If Florence Nightingale was known as the “Lady with the lamp” to the soldiers of the Crimean war, Monica Maurice was well-known in Yorkshire as the “Lady of the lamp” to that county’s coal miners.
Helen Monica Maurice was born in the industrial Midlands of England in 1908. Her father William Maurice’s Wolf Safety Lamp Company made safety lamps for mining and quarrying, having bought the rights to a German design. She had an excellent education, first at Bedales school where she was head girl, and then at the Sorbonne and Hamburg universities, followed by commercial training. She emerged with excellent language and secretarial skills which she put to use assisting her father. Although she was not initially trained as an engineer, it soon became apparent that she was acquiring a technical appreciation of the company’s work and was sent for about a year’s training at Friemann and Wolf factory, from which her father’s firm had the UK rights. She trained in the drawing office, laboratory, machine shops and foundry as well as visiting other industrial sites in Germany at a time when the Nazis were coming to power.
On her return home she became a director in the family firm and began what would be a 30 year career rising to become managing director of Wolf Lamps. She attended technical conference, published papers and was only the second woman to be elected as a Companion of the Institution of Electrical Engineers. In 1938 became the first and, until 1978 the only, female member of the Association of Mining Electrical Engineers. In 1938 she also married, to a doctor -Dr. Arthur Newton Jackson, with whom she had 3 children. Always known for her sophisticated dress style, her unusual red wedding outfit is now in the Victoria and Albert Museum.
In the pre-war years she continued to visit industrial contacts in Germany and played an active role in trying to set up an international standard of lighting for mines. The Second World War of course intervened and, with mining becoming an even more essential industry, she was appointed to the British Standards Committees for mine lamps and personal safety wear. At the end of the war, she was part of one of the technical intelligence groups (with the nominal rank of a Lieutenant Colonel) sent into Germany to inspect what was left of its industry and assess it for reconstruction.

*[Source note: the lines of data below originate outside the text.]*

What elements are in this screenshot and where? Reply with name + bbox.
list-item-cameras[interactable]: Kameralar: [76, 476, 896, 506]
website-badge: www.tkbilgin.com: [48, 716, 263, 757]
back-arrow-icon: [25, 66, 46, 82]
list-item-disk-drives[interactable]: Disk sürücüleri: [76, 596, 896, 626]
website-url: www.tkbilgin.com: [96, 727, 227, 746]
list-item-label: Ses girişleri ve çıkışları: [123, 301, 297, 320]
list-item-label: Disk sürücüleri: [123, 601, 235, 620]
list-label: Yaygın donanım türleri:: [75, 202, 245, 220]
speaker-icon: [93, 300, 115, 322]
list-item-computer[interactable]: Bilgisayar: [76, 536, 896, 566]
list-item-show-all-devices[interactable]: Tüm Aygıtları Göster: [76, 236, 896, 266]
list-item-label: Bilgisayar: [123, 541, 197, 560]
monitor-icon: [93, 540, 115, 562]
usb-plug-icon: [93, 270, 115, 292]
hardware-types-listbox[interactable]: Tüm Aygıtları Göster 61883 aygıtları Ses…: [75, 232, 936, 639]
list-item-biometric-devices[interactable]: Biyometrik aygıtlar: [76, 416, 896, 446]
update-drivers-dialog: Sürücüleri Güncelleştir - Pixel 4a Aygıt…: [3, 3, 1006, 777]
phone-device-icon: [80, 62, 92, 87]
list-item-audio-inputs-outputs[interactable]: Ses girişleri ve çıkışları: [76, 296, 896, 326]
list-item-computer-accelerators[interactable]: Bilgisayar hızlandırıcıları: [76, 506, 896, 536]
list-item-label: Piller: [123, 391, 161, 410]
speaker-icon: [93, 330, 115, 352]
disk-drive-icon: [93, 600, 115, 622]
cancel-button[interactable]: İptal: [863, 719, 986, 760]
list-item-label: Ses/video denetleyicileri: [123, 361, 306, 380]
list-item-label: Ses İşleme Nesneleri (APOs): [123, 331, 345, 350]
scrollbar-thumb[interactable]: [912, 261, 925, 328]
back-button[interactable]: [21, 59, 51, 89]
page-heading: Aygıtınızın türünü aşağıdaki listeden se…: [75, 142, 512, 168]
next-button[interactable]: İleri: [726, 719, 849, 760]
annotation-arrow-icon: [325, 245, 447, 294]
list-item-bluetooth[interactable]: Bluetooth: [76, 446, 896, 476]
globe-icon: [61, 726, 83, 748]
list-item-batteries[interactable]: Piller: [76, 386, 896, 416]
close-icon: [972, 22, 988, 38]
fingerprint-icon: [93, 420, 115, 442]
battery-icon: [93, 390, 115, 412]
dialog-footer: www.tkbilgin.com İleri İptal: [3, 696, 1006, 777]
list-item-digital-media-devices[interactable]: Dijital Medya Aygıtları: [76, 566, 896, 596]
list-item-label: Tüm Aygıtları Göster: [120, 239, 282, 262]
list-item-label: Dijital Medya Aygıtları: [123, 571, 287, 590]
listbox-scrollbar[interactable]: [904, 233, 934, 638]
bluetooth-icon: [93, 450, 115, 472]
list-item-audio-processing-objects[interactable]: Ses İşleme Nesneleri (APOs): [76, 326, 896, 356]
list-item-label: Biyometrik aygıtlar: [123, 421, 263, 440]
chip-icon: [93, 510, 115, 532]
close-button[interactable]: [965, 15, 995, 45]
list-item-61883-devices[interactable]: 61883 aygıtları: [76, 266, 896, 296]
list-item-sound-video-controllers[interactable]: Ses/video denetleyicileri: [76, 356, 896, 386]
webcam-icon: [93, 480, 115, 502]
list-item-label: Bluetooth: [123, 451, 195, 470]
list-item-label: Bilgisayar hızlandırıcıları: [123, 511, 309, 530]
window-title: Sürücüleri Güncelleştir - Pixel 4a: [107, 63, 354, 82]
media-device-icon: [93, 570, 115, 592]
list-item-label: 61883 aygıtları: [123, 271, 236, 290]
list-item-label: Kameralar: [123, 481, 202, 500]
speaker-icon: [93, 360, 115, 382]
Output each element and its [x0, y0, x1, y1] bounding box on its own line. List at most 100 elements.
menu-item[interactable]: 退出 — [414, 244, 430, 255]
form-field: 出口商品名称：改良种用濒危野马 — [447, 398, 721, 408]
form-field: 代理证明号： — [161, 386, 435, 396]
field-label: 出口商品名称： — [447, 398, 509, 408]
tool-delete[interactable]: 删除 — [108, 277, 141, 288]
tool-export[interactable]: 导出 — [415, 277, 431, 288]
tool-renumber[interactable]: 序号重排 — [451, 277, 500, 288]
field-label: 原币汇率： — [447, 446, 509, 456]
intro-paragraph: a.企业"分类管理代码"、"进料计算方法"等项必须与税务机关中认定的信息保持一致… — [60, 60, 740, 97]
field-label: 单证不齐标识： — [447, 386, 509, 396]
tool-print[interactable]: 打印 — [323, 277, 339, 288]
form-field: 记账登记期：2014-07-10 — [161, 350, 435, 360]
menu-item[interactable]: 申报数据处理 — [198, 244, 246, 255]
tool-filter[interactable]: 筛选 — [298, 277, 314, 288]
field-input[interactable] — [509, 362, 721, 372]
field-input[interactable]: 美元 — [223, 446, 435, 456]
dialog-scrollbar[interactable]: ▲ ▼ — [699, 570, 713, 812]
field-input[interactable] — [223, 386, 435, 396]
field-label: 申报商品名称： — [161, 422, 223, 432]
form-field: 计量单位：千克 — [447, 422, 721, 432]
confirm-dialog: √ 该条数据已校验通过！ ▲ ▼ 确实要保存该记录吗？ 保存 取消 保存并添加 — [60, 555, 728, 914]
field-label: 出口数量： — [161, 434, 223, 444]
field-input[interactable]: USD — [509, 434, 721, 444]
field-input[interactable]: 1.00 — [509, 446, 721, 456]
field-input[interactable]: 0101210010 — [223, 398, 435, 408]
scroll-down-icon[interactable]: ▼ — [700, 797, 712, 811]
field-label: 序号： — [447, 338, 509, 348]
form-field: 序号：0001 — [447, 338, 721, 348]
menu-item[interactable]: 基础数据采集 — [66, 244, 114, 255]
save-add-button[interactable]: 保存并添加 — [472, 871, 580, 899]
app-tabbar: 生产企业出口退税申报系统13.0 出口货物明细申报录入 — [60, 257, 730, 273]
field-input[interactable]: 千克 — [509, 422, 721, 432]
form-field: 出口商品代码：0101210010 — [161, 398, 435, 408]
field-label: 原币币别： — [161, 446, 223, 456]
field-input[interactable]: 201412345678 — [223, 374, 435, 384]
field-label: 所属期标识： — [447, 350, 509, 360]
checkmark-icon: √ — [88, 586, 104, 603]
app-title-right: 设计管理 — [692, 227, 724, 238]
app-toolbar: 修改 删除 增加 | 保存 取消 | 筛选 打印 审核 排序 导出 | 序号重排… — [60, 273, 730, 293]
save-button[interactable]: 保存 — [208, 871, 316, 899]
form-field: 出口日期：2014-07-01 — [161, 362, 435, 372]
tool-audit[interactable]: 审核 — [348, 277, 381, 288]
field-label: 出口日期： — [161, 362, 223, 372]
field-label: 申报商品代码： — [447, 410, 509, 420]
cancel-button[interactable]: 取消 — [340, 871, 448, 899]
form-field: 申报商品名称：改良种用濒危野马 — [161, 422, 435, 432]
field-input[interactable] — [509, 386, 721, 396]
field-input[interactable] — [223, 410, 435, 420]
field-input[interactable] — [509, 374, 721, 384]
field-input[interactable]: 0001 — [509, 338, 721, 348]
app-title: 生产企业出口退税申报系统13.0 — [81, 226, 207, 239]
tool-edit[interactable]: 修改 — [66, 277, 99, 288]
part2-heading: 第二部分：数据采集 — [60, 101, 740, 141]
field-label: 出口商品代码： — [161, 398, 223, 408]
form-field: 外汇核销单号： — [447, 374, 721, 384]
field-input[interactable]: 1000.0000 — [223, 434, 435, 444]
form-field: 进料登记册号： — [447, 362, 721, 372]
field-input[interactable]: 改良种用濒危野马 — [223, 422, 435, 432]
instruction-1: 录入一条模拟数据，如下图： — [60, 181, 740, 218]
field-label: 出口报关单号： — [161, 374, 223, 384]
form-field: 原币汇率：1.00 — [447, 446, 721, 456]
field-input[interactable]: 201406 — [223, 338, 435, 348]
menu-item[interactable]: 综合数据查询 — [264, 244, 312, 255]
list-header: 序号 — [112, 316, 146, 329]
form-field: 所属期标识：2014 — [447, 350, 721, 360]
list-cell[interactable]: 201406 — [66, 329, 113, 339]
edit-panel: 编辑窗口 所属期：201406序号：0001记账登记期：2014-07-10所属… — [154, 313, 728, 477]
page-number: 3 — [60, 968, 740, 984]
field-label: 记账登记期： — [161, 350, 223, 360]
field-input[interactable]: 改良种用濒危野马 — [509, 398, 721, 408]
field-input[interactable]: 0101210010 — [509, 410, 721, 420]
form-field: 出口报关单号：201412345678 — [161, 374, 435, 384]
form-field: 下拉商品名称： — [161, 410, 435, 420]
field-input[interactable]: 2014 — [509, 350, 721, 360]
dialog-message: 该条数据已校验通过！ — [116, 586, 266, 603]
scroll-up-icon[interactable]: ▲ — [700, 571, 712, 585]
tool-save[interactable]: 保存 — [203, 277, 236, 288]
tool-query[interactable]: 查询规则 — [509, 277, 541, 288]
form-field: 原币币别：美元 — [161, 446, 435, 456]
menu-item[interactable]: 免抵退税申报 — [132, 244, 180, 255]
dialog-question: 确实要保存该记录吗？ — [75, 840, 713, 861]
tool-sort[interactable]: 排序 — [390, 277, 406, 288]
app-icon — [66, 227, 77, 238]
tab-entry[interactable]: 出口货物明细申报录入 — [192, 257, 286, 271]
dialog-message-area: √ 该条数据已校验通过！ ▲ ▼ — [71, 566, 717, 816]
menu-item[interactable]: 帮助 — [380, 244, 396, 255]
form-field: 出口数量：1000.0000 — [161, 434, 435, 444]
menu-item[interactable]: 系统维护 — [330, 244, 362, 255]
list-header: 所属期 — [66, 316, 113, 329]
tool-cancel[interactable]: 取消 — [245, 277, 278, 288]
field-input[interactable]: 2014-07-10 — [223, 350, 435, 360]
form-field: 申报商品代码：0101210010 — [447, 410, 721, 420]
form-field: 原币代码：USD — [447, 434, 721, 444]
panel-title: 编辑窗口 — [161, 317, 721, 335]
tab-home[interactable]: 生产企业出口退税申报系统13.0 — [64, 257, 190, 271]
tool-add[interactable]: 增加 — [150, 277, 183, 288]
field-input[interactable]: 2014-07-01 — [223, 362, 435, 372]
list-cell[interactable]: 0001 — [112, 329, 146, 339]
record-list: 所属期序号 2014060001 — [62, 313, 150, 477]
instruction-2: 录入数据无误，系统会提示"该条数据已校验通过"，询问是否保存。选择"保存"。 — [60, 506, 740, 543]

Monica was an active member of the Women’s Engineering Society and contributed articles on lighting to its journal. As well as her delight in high fashion she was also a lover of fast cars and flying, gaining her pilot’s licence in 1935 and flying from the York Aviation Flying Club. She would often race her Frazer-Nash car at the Donnington circuit, and was friends with other pioneering female pilots of the period, such as Amy Johnson whom she successfully proposed for President of the Women’s Engineering Society.